Tips to End Your Isolation Habit
Change Based on the Past
Some people suggest remembering what you liked to do before the abuse and trying those activities again. For me, this worked to an extent but left me frustrated because I was NOT that 20 year old girl anymore and didn’t really want to be her (I was 38 when I divorced). And, to top it off, his voice was in my head when I picked up a paintbrush, saying my work sucked and blah blah blah.
Perhaps there is something from your past that you could bring forward immediately, but seeing that your greatest gifts are the first things abusers attack and destroy, it may not work very well for you at first. After you feel better and the abuser’s voice vacates your head, revisiting those interests may work better. (Now I can pick up a paintbrush if I want to without pain.)
Change Based on New Adventures
I had to start slower, still in isolation but pushing the old “rules” of how I was “supposed to act”. Every rule broken opened up an adventure, at least for my mind and soul. Some people who have never isolated themselves due to abuse may find my “adventure” not so exciting. However, for me, learning to UN-isolate myself was exciting, emboldening, and I managed to make a few good friends along the way.
Here is how I got started (and what I revert to doing when I realize I’m isolating myself again):
I began somewhere safe for me. My abuser couldn’t discourage what I did alone in my car, so his voice did not live there. It felt good to drive along, listening to talk radio or music, especially at night with the windows down. Sometimes I’d cry, sometimes I’d sing. It was therapy in a car. I talked to God and to myself during those drives.

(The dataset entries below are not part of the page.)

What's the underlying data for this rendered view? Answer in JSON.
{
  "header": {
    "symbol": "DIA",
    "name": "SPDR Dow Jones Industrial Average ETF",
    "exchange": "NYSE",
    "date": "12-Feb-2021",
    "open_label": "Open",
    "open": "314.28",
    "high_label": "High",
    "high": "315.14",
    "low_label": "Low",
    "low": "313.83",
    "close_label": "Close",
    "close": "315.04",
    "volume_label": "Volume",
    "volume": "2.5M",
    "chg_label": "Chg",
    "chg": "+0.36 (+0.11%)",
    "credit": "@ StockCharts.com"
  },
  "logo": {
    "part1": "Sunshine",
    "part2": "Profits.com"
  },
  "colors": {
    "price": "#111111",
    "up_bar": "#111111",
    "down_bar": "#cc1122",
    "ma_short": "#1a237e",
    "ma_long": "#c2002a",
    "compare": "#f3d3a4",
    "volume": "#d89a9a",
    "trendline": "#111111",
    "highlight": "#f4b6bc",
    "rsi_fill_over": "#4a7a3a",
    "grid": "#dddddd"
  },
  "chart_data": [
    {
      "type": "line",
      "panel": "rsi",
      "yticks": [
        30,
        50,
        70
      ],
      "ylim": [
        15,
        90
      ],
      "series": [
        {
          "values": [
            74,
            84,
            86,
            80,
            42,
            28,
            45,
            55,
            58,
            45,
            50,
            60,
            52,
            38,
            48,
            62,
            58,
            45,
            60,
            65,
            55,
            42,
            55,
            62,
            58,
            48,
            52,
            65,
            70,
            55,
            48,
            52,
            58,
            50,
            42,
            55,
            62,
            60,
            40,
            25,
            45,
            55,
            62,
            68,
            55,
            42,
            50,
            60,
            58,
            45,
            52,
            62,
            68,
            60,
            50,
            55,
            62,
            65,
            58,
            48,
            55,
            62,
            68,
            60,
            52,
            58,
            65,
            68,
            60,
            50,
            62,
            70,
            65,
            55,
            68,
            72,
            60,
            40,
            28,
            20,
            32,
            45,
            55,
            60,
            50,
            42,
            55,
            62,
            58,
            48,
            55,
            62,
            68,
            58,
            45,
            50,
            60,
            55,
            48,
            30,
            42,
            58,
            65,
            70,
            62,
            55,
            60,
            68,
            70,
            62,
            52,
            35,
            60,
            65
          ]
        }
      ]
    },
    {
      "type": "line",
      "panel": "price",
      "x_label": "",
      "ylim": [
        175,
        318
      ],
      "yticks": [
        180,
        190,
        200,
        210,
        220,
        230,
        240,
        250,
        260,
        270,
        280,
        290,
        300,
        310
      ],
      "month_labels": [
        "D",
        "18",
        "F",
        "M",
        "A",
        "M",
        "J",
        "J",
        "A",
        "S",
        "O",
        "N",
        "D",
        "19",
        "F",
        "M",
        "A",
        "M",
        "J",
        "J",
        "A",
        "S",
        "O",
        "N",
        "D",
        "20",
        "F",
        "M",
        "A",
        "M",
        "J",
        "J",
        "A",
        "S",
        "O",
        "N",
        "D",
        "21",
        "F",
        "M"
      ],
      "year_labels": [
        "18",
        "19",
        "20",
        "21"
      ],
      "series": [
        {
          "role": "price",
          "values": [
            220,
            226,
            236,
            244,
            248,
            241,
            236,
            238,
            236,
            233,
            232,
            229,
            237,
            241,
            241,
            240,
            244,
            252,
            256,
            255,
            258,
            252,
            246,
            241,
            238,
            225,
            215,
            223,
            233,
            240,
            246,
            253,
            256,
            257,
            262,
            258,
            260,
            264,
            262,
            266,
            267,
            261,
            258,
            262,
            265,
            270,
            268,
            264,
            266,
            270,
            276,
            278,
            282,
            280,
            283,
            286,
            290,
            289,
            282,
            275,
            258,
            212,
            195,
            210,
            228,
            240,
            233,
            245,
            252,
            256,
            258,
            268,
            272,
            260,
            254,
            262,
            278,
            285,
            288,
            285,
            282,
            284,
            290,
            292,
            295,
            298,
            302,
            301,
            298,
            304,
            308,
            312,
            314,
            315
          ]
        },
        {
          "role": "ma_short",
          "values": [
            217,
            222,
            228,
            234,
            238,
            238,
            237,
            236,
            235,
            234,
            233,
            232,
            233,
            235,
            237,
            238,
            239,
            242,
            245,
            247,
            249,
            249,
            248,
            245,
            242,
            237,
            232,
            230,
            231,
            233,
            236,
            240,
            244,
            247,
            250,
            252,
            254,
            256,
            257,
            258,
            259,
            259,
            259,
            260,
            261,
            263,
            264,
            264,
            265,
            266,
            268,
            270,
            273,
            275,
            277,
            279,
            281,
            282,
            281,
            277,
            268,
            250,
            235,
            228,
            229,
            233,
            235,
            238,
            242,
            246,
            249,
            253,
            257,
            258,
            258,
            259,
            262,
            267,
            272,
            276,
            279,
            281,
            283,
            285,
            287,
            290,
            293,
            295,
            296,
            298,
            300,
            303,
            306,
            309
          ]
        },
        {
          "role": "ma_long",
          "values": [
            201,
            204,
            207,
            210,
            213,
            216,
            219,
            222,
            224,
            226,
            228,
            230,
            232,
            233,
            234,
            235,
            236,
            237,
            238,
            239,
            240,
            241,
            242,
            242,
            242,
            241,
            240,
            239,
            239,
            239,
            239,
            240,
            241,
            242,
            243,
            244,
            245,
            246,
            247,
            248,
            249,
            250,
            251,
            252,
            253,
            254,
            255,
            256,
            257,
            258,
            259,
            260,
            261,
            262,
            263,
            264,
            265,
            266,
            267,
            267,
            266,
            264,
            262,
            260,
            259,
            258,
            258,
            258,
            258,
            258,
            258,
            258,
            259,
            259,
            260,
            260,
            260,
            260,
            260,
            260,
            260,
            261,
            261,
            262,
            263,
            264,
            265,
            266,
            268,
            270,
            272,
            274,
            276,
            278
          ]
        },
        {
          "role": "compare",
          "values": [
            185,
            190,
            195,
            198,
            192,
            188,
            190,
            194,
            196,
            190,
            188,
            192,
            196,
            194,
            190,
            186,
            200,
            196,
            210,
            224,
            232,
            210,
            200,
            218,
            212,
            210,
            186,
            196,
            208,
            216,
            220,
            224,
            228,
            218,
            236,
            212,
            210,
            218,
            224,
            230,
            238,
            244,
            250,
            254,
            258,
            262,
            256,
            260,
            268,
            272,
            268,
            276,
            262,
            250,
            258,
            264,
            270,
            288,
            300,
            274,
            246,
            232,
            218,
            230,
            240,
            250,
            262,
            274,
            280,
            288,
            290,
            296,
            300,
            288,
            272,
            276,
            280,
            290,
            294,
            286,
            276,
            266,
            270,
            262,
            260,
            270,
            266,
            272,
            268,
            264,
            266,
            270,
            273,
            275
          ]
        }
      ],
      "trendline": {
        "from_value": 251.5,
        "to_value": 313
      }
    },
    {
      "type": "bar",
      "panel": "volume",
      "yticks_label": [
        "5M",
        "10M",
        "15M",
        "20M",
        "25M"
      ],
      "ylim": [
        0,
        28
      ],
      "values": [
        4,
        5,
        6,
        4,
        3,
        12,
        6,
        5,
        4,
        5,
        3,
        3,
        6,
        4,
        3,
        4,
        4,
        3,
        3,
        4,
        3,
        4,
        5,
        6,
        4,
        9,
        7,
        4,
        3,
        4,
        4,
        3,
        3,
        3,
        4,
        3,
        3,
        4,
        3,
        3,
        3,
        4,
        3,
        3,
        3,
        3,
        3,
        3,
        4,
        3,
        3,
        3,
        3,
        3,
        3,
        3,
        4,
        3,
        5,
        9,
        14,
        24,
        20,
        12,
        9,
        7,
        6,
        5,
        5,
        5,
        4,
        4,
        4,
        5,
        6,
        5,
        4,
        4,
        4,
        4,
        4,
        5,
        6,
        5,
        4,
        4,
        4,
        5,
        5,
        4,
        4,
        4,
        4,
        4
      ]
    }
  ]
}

I also went to drive-thru restaurants alone, ordering without fear of my abuser’s voice saying “Should you really eat that?” or “You’re more expensive than the dates I had in high school!”
Eventually, after seeing people out and about and together, being alone started to feel lonely. I felt like I deserved to laugh more (what?! I deserved to laugh? what a revelation), but it wasn’t easy to laugh after all I’d gone through. I decided to drive to the bookstore, find a funny book, buy a mocha, and sit by the window to read.
There were people around, but I could still be isolated (still afraid of making contact), but I didn’t feel as lonely. I would laugh out loud at some of those crazy books and no one criticized. Sometimes they’d chuckle to themselves or ask what book I was reading. And the best part? The stores don’t make you buy the book!
Picking up books on subjects I would not normally read was the next step. It was easy to figure out what interested my mind or bored me to death. I started getting to know myself again, and that was empowering. Eventually, I went to dinner at a real restaurant and went to a movie by myself and by golly I had a great time being just with me!
The Key to the Breaking the Isolation Habit
The key: I enjoyed being with me. Liking myself again helped me feel happier even though I was alone. I smiled more. I enjoyed routine tasks more. And lo and behold, people started noticing me because my attitude changed. My first friend (besides myself) turned out to love taking pointless drives and talking or singing with the radio. Can you imagine that?! It’s not like I had that interest tattooed on my forehead. It just happened.
The first friend you make is you. The next friends are attracted to you by what interests you’ve found. And although it is a process that can be uncomfortable, challenging yourself to break your bonds and then breaking them (in baby steps) will help you rid yourself of jealousy of those who embrace their independence, find things you enjoy doing, and break the habit of isolation.
Your path will undoubtedly be different from mine, but you can do it. Start with where you felt the least bothered by your abuser and work out from there.
1 Asatryan, K. (2015, July 23). 4 Disorders That May Thrive on Loneliness. Retrieved October 09, 2017.